Güçlü bir bağla bağlanmış anne ikizlerine. Bu öyle bir bağa dönüşmüş ki "Yıllar sonra çocuklarımı askere nasıl gönderirim" sözlerini söyletiyormuş kendisine. Hayatta günlük ayrılıkları dahi aklından hiç geçirmek istememiş anne.
Tam on beş yıl sonra; çocuklardan birisi rahatsızlanınca, bu sefer de hayatın farklı bir yüzü önlerine çıkmış. İkizlerden Hüseyin'in lösemiye yakalanmasıyla, kader onları farklı bir mücadeleye taşımış. Bu dönüm noktasından sonra hep kendini suçlamış anne.
Günlerce gözyaşı dökerken "Acaba benim aşırı sevgimin karşılığı, çocuklarımı askere göndermeye kıyamam sözlerim mi yaşadıklarım' diye sorgulamış kendisini.
İki yılı aşan tedaviler sonucu lösemiyi yenmiş Hüseyin.

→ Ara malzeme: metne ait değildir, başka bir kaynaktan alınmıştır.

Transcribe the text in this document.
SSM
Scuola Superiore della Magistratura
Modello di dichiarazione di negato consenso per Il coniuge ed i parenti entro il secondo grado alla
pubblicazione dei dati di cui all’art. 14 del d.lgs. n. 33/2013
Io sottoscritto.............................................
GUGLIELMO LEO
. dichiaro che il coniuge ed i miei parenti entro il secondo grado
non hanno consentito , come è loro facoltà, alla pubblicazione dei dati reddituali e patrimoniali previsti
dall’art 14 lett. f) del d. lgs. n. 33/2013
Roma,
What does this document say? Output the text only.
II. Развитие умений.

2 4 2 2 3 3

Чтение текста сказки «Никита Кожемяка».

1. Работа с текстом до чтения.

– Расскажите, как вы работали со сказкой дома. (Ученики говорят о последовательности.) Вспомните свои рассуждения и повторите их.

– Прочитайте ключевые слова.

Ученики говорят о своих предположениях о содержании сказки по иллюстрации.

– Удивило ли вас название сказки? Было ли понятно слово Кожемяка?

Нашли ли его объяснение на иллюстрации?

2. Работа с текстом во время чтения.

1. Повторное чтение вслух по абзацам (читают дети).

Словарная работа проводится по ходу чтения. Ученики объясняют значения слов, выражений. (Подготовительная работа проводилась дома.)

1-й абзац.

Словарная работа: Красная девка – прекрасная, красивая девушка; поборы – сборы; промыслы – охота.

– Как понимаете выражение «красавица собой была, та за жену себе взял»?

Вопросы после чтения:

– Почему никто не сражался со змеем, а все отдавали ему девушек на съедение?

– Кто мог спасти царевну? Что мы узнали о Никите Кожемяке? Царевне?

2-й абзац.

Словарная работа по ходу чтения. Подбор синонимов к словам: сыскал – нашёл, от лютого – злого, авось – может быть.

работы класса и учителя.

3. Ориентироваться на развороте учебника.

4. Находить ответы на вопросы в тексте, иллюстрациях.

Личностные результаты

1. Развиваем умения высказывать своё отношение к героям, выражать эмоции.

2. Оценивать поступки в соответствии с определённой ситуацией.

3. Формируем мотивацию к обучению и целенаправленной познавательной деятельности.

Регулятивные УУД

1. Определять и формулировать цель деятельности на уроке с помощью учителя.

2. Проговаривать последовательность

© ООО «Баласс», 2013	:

Bugün o ikizlerden birisi çalışıyor, lösemiyi yenen Hüseyin ise üniversiteli.
Kendini yine hesaba çeken anne bugün, "Çok şükür Rabbime, artık büyük konuşmuyorum. İkizlerimi güle oynaya davul çalarak askere göndereceğim" diyor.
Geçtiğimiz gün hayata çok daha farklı bir giriş daha yapacak o annenin misafiriydik. Yakında Allah nasip ederse bir kız çocuğu dünyaya getirecek.
İkizleri yirmi bir yıl sonra yeniden ağabey olacak.
O anne çocukları için 'Rabbim' in bana emaneti onlar' diyor.
Önüne çıkan her engeli sevgi ve özveriyle aşan...
'Yıkılmadan ayakta kalan anneler'
Saygı duymamak elde değil.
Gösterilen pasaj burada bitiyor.